А потом мне приснились горы. Туман стекал по ним в долину, сизо-зеленый, как лес на рассвете, и прохладный, как горные ручьи…
Я проснулся с предчувствием радости. Ночью прошел дождь, промытый воздух был свеж, а пронизанная лучами синева слегка ослепляла и казалась особенно нарядной. Я несколько раз выжал гири, быстро умылся и, на ходу дожевывая бутерброд, вышел из дому.
Я шел, размахивая портфелем, как школьник, и мне казалось, что будущее раскрытая книга и можно прочесть его без ошибок.
Легко взбежал по ступенькам главного входа. Взялся за ручку двери, когда раздался первый взрыв, за ним второй, третий, особенно сильный, от которого вылетели стекла. Какие-то обгоревшие бумаги закружились в воздухе, как летучие мыши. Ко мне подбежал Саша Митрофанов, схватил за рукав, потащил куда-то. Мы увидели две багровые свечи над корпусом, где размещались Сашина лаборатория и реактор. Густой дым валил из окон, сквозь него, как языки змей, быстро высовывались и втягивались языки пламени. Последовала серия небольших взрывов, как пулеметная дробь.
«Огонь бежит по пробиркам с растворами. Подбирается к складу реактивов, — с ужасом думал я. — А там…»

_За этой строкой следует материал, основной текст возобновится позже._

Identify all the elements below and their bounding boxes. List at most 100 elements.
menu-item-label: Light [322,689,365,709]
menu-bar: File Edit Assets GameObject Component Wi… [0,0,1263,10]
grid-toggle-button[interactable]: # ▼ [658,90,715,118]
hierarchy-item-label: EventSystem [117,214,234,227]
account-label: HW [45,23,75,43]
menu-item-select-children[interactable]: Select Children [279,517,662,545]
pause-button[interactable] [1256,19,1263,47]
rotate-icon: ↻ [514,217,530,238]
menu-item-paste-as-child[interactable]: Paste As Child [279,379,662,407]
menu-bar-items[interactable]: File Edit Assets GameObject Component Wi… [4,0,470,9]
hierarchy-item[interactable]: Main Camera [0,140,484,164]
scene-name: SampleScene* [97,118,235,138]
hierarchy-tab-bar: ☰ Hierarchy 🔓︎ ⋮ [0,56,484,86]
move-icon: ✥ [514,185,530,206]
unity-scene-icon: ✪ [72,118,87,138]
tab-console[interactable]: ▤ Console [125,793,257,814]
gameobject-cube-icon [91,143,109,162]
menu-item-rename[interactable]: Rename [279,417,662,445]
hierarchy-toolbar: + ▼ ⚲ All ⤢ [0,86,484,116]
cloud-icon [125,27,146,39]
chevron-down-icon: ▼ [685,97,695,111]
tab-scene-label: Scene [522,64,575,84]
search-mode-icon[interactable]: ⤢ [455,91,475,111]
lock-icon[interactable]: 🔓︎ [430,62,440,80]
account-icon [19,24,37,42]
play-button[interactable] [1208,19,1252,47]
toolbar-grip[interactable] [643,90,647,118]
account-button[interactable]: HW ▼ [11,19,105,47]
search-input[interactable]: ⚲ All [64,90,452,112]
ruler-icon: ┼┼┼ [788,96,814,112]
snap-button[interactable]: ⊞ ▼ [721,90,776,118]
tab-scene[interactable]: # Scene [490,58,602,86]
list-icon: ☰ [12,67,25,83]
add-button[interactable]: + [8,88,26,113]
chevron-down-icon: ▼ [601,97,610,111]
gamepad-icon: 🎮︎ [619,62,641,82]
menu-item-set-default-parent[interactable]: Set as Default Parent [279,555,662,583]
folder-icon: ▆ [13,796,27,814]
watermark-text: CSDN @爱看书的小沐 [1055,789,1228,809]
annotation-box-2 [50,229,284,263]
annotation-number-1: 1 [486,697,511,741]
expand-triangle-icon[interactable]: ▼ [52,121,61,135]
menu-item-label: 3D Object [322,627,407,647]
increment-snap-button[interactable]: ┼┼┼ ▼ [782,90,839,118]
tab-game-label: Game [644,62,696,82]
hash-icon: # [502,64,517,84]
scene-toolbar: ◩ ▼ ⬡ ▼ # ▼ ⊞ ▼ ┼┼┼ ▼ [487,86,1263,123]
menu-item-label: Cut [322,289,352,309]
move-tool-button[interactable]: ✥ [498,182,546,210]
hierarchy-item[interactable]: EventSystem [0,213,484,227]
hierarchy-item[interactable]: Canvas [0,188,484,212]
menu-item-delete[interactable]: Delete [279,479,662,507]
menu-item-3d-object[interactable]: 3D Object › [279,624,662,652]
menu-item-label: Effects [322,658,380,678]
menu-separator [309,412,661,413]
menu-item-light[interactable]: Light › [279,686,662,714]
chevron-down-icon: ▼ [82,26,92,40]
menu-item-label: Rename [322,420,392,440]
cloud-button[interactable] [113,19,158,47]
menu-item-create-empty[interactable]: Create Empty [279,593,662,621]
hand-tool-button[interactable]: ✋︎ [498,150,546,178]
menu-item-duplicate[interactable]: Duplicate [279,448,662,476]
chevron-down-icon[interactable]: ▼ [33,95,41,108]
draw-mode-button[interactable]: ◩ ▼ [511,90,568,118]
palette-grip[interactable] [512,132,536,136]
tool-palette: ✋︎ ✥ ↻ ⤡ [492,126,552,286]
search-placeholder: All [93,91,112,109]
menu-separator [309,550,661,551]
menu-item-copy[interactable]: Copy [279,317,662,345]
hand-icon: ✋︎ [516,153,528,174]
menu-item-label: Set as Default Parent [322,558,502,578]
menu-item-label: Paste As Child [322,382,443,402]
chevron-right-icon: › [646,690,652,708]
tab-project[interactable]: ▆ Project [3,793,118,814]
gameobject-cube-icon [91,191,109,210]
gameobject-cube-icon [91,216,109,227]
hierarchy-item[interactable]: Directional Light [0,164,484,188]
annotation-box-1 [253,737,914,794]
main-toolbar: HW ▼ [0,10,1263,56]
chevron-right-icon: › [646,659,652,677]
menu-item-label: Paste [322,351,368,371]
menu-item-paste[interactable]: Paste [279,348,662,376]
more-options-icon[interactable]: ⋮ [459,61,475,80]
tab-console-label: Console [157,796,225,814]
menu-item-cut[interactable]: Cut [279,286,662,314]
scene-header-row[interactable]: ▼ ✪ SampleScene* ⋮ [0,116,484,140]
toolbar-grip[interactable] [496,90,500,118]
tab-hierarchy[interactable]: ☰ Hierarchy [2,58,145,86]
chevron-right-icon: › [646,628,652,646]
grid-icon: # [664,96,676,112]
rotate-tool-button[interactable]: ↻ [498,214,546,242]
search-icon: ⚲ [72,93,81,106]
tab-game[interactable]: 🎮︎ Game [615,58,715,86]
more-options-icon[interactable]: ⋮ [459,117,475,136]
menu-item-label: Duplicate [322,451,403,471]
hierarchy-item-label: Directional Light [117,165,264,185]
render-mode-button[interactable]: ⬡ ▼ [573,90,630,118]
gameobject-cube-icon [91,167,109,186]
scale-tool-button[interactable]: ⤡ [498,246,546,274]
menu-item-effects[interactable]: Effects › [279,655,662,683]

Очевидно, и Саша думал о том же. Не сговариваясь, мы бросились к клокочущей воронке входа. Это было безумием. Все равно не успеть, не преградить дорогу огню. Погибнем! Но мы не думали об этом.
Нам оставалось несколько шагов до входа, а уже мечем было дышать. Нестерпимый жар обжигал лицо, руки. Сзади нас послышался крик:
— Это я виновата! Я одна… Пустите!
Валя бежала прямо в огонь.
Я успел схватить ее за руку. По лицу Вали текли слезы, оставляя на щеках две темные полосы. Она снова рванулась к выходу. Я не удержал ее, не смог. Куда она? Пламя…
Я не слышал, как подъехала машина директора. Тор I внезапно вырос на фоне багрового пятна рядом с Валей, отшвырнул ее назад, сказал «извините», исчез в бушующем пламени.
Теперь Валю держали мы с Сашей вдвоем. Она стояла сравнительно спокойно, исчерпав все силы. Повторяла сквозь слезы:
— Моя вина. Забыла убрать селитру. Это я…
Я смотрел туда, где исчез Тор I, вспомнил его слова: «Человек имеет право только на те ошибки, за которые сам в силах расплатиться. Только сам».
В первый раз он отступил от своих слов. Что заставило его броситься в огонь, какая сила? Самопожертвование? Жалость? Сострадание? Благородство и смелость?
Почему я тотчас не бросился за ним? Это до сих пор терзает меня.
Через две-три минуты мы увидели директора. Он вышел, пошатываясь, одежда на нем свисала черными клочками. Сделал два шага и упал. Мы бросились к нему. Он лежал на боку, скорчившись, и смотрел на нас.
— Не трогайте, — простонал он и приказал, глядя на Валю так, что она не посмела ослушаться. — Проверьте, выключен ли газ в центральном корпусе. Вы, — он перевел взгляд на Сашу, — скажите пожарникам, пусть начинают тушить с правого крыла.